Anoressia, guarire si può: ecco come
7 Febbraio 2016Leggo, con grande rammarico e, devo dire, un certo stupore, la storia di Francesca Foschi, riportata dall’Huffington Post. Francesca, 19 anni, è morta, non riuscendo a sconfiggere l’anoressia. Una malattia subdola, che, dopo averla portata a pesare 34 chili, se l’è letteralmente divorata.
Il mio stupore è dovuto al fatto che si possa ancora morire di una patologia che, trattata nel giusto modo, è guaribile, anche definitivamente. Purtroppo mi consta personalmente. Ho avuto un episodio di anoressia nervosa attorno ai trent’anni. Ne parlo anche dettagliatamente nel mio primo romanzo, “Dal suo punto di vista”. Avere il controllo sul peso mi faceva sentire meglio, sentire le ossa sempre più sporgenti mi dava forza, tanto da arrivare a pesare circa 39 chili e a non avere il ciclo mestruale per 5 anni.
Come ne sono uscita
L’anoressia non è una malattia del fisico, è la somatizzazione di un disagio interiore. Con tutto il rispetto nei confronti degli istituti come centro Gruber di Bologna, dove Francesca ha tentato di aggrapparsi alla vita, personalmente diffido molto dai metodi adottati da questo tipo di istituti per affrontare la malattia: il controllo quotidiano del peso o di quello che le pazienti o i pazienti riescono ad ingerire quotidianamente.
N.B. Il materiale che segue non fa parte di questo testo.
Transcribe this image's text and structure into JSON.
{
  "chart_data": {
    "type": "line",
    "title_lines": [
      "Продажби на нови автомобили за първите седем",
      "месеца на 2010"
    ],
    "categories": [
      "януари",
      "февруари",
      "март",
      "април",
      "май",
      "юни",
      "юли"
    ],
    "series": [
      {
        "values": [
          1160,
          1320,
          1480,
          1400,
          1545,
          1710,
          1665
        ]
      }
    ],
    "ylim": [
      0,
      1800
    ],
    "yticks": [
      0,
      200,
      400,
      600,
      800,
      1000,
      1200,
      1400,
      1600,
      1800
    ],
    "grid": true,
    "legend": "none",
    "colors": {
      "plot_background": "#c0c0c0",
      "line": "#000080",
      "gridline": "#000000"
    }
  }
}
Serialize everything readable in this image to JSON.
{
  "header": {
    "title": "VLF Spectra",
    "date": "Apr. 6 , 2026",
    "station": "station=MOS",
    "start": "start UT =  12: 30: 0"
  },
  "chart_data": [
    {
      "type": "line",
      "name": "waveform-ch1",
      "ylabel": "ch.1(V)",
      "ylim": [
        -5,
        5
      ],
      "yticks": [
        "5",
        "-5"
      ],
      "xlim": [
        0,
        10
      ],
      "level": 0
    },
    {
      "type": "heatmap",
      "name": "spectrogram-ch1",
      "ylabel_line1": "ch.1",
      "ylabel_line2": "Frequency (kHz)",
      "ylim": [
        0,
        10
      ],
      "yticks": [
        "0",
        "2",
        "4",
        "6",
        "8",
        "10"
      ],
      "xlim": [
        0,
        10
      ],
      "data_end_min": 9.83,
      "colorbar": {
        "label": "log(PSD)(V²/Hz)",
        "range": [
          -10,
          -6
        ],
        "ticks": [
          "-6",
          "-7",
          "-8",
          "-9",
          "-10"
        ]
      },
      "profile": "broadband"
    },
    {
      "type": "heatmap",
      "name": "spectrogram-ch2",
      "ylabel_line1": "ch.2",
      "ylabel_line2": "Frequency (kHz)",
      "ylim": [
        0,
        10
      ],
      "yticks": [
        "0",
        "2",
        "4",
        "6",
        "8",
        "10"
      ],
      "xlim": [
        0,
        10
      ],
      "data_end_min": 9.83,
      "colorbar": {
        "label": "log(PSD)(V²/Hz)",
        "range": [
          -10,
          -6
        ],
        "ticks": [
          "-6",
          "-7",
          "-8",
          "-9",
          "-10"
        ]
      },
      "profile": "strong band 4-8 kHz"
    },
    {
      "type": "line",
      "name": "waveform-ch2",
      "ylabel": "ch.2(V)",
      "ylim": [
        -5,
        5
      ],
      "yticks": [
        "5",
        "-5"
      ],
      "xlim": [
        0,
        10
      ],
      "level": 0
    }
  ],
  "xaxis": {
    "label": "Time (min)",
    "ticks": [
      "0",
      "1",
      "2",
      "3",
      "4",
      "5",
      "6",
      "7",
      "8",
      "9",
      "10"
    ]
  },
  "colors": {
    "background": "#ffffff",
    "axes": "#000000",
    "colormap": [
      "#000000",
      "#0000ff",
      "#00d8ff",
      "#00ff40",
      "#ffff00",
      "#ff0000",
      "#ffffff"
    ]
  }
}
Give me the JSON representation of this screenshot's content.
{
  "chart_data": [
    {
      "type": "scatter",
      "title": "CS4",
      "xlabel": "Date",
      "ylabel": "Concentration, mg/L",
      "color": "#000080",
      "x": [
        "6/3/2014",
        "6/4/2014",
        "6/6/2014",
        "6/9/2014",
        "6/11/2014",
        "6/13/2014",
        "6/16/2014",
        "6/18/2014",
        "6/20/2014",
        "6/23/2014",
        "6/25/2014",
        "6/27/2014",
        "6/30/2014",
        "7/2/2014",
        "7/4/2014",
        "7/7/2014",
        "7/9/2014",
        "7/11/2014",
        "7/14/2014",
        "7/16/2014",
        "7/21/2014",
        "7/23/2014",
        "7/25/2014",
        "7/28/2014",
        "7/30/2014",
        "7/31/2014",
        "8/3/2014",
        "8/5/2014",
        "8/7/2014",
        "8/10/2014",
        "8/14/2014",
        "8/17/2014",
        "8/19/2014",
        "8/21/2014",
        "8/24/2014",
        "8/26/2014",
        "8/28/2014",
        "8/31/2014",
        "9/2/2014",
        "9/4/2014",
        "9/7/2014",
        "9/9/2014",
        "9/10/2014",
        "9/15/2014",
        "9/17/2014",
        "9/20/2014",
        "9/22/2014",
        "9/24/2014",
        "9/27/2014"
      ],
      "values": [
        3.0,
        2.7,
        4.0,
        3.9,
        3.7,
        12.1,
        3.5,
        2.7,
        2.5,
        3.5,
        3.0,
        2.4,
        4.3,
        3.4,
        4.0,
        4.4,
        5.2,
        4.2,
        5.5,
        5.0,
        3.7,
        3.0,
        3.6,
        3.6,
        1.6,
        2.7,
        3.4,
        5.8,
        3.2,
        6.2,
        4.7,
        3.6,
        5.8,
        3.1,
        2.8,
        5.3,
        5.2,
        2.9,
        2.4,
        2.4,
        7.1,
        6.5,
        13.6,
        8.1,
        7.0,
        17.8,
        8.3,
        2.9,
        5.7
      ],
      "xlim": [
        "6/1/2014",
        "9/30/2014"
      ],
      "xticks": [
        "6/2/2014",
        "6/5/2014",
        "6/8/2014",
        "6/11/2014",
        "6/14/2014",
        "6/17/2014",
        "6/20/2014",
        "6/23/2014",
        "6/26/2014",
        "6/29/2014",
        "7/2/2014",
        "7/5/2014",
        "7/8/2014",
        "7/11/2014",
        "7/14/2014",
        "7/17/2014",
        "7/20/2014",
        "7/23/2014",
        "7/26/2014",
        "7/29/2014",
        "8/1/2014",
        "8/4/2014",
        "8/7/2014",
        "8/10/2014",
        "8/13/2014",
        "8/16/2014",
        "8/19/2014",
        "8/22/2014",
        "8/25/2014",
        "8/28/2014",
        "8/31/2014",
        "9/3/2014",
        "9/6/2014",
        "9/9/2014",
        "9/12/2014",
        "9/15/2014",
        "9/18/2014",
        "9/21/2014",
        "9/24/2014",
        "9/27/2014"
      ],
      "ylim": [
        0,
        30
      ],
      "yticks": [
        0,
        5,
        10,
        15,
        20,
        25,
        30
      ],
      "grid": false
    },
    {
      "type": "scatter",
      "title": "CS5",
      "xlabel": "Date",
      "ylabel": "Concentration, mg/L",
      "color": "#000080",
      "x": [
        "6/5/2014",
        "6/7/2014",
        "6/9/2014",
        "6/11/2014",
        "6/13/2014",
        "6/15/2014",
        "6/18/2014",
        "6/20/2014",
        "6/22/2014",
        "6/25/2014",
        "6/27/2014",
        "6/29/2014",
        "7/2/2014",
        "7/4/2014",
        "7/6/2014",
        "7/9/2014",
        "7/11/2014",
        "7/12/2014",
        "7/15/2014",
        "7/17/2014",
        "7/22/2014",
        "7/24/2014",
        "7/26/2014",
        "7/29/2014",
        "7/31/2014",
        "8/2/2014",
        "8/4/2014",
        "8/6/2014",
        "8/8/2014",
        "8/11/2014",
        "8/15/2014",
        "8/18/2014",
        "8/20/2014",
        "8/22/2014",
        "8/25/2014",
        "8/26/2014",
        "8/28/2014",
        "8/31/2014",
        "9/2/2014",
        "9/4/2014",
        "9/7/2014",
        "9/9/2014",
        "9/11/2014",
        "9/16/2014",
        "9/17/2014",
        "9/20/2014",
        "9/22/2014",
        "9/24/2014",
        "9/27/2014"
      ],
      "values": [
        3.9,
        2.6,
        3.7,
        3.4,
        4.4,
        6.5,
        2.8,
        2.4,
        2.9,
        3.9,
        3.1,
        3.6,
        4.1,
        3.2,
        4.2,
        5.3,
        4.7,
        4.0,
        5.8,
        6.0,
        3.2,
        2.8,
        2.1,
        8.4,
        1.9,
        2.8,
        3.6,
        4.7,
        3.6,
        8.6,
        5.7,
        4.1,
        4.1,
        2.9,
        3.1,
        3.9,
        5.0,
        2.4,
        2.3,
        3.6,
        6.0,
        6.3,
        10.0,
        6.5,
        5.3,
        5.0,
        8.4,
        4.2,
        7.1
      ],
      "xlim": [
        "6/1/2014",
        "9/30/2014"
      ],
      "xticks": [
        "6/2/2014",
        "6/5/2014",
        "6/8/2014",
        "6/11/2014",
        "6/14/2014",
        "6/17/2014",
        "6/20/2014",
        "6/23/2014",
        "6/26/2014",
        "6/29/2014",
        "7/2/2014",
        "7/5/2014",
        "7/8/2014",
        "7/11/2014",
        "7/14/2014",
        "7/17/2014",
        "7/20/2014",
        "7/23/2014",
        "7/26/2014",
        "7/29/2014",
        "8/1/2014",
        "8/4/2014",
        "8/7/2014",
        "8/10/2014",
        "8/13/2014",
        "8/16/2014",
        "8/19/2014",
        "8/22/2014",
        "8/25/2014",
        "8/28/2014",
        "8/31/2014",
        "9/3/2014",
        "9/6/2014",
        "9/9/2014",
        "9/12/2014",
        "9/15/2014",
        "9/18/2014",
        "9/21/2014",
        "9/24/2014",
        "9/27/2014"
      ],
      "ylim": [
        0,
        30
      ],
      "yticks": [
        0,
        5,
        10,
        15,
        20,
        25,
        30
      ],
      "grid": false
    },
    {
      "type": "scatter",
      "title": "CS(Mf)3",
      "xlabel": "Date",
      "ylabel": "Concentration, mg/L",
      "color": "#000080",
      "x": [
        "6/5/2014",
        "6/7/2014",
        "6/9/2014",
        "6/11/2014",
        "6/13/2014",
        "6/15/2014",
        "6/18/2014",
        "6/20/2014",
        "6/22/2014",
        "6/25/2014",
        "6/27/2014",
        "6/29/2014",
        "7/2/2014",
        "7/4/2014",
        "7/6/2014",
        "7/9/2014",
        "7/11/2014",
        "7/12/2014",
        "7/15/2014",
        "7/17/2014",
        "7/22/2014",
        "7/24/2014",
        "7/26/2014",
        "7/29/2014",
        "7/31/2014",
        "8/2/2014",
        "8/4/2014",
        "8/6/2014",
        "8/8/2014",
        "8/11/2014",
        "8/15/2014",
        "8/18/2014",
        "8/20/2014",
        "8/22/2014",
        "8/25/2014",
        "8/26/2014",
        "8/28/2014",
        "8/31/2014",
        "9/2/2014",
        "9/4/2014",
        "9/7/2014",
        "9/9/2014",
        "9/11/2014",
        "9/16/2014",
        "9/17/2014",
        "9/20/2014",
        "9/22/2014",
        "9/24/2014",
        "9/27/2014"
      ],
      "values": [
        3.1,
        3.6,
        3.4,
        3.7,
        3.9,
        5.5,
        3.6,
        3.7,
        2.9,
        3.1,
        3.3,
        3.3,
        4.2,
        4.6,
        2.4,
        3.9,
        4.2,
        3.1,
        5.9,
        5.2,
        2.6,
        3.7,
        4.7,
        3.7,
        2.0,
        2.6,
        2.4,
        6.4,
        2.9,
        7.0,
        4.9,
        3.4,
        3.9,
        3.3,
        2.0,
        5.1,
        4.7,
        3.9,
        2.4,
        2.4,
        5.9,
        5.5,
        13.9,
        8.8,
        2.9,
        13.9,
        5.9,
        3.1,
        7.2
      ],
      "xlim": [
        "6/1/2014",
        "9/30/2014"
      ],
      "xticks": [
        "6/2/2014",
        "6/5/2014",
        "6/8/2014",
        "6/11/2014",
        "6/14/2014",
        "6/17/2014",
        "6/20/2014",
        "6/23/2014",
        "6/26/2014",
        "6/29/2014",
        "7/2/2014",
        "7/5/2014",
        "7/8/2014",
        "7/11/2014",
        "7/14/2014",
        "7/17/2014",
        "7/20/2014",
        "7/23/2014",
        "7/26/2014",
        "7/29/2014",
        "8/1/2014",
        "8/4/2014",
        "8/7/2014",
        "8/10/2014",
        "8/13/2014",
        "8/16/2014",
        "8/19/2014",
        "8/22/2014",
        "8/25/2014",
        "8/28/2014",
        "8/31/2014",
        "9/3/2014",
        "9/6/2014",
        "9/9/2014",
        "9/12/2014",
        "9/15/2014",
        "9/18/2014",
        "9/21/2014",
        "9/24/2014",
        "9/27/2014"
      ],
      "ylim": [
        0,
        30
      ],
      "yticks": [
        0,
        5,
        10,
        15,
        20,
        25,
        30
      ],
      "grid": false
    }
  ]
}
La mia uscita da quel tunnel è stata tanto graduale, quanto faticosa e devo tutto al mio psicoterapeuta, dott. Paolo Maselli, psichiatra e psicoterapeuta cognitivo post razionalista. Non mi ha mai chiesto il peso, cosa mangiassi, se ingerissi lassativi o diuretici. Affrontavamo, insieme, il mio dolore, il disagio interiore che mi portava a quei comportamenti alimentari sbagliati, che, pian piano che le ferite interiori venivano individuate e rimarginate, sono tornati alla totale normalità. Ora sono una donna in piana salute. Ecco perché mi rammarico infinitamente nel sentire che le persone muoiono ancora di questo male, per il fatto che se ne può uscire, si può guarire. Io ne sono la dimostrazione vivente.